A new £12million AI for Collective Intelligence (AI4CI) Hub, led by the University of Bristol, and involving researchers from the GW4 Alliance universities of Bath, Cardiff and Exeter, alongside the institutions of Glasgow, Ulster and UCL, has been funded by the Engineering and Physical Sciences Research Council (EPSRC) and UK Research and Innovation (UKRI) as part of an £80million national initiative to boost AI capabilities.
The AI4CI Hub, led by Professor Seth Bullock, Toshiba Chair in Data Science at the University of Bristol, will form part of a new network of nine Artificial Intelligence (AI) research hubs located across the UK.
From combating cyber threats, to supporting better health treatments, the hubs will be designed to deliver next generation technologies, innovations and research. Research conducted at the hubs will enable AI to evolve and tackle complex problems and global challenges, with a key focus on human-centred design crosscutting all themes.
The AI4C Hub is a five year collaboration and will develop new machine learning and smart agent technologies fuelled by real-time data streams in order to achieve collective intelligence for individuals and national agencies across healthcare, pandemics, cities, finance, and environment.
Hub Director Professor Bullock, said: “Our Hub's main aim is to put useful AI in the hands of regular people, especially those who might otherwise not benefit from it. Modern AI is driven by huge amounts of data collected from us and Collective Intelligence research is about enabling us to benefit directly from the AI systems that data fuels. We can’t wait to get started.”
Dr Theresa Smith, co-lead for the University of Bath component of the project, said: “All of us are impacted by AI – this new project will allow us to collaboratively design new sustainable and responsible approaches that integrate large-scale data streams to support individual and collective decision-making for everyday challenges”.
Professor Phillip Morgan of Cardiff University’s School of Psychology said: “As a multidisciplinary team we will deliver cutting-edge research to optimise ‘smart’ human and AI decision making for key areas such as environmental intelligence, financial stability, healthcare ecosystems, pandemic resilience, and smart city design.”

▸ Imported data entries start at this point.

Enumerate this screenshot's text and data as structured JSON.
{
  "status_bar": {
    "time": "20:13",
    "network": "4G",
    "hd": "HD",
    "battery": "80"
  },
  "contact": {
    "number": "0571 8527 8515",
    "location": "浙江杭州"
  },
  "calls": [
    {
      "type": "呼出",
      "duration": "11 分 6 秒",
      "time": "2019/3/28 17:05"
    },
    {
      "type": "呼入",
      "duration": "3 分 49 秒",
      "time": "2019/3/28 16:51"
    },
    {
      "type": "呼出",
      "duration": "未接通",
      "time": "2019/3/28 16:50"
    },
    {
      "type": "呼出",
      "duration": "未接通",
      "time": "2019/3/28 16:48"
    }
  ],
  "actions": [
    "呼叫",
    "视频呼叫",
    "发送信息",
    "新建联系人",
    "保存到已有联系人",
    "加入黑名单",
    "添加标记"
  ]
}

Professor Hywel Williams, an expert in Environmental Data Science from the University of Exeter, and part of the new hub said: “The AI4CI Hub will study how humans and machines interact in social, group or collaborative settings – for example, smart cities, transport, financial markets, or social media. This has many applications for environmental sustainability, where we hope to steer complex social/technological systems towards greener trajectories.”

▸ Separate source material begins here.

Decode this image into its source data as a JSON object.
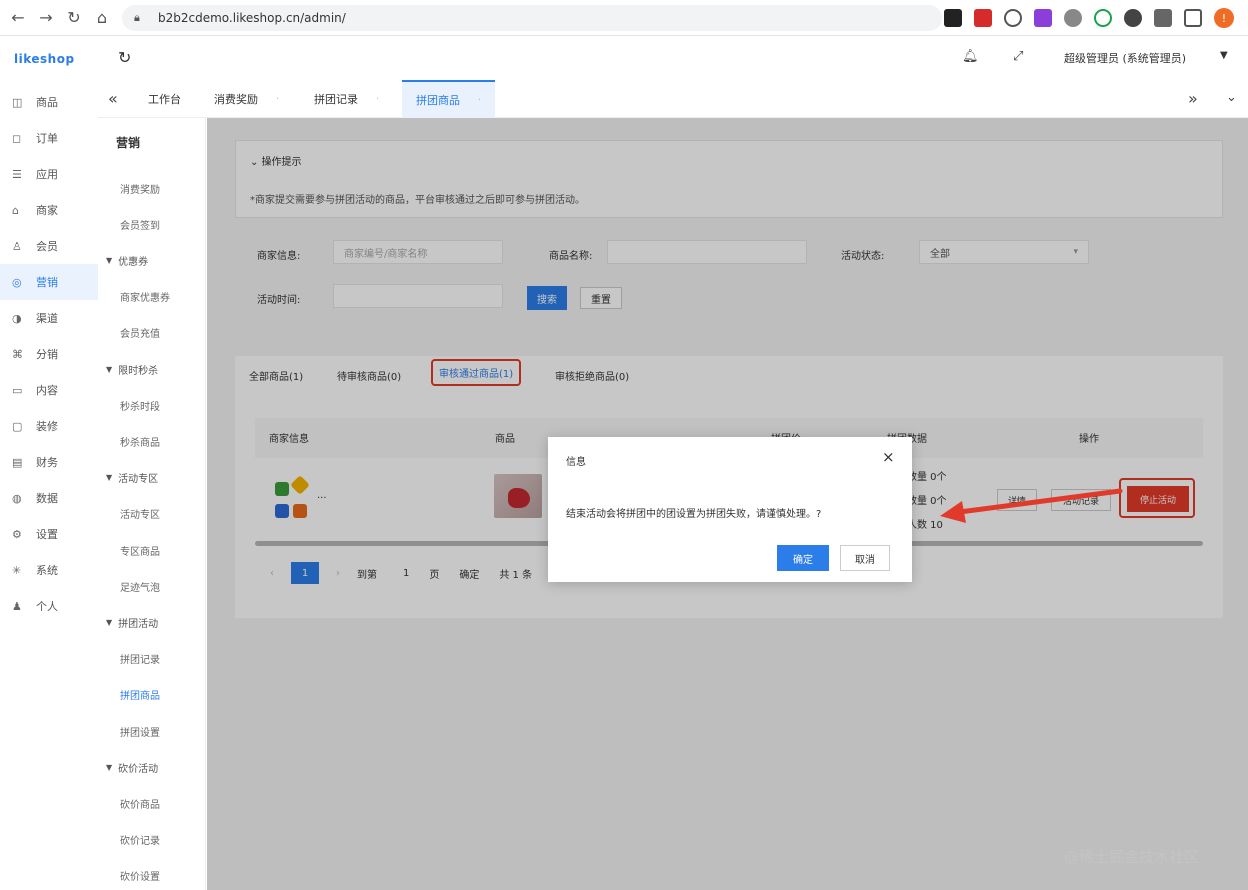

Tackling global challenges through advanced cyber and digital is a core strategic priority of the GW4 Alliance, with the Alliance uniquely placed to take a prime role in advancing cyber and digital transformation.
GW4 Alliance Director, Dr Joanna Jenkinson MBE, said: “This announcement is fantastic news for the GW4 Alliance universities and their collaborators. Artificial Intelligence presents the UK with a number of exciting, transformational opportunities and, across the Alliance, we have already seen success in a number of AI-based projects, including GW4 Isambard. With the University of Bristol also soon to be home to Isambard-AI, I am looking forward to seeing the impact that our region is able to achieve with the addition of the AI4CI Hub.”
The nine hubs will be led by eight universities and work across the whole of the UK, underlining the UK’s commitment to maintaining a leadership position in AI research, innovation and ethical deployment.
Professor Charlotte Deane, Executive Chair of EPSRC, said: “These hubs will deliver revolutionary AI innovations and tools in sectors from healthcare to energy, smart cities and environment. They will achieve this by solving key challenges and improving our understanding of AI helping to drive the increased productivity and economic growth promised by this technology.”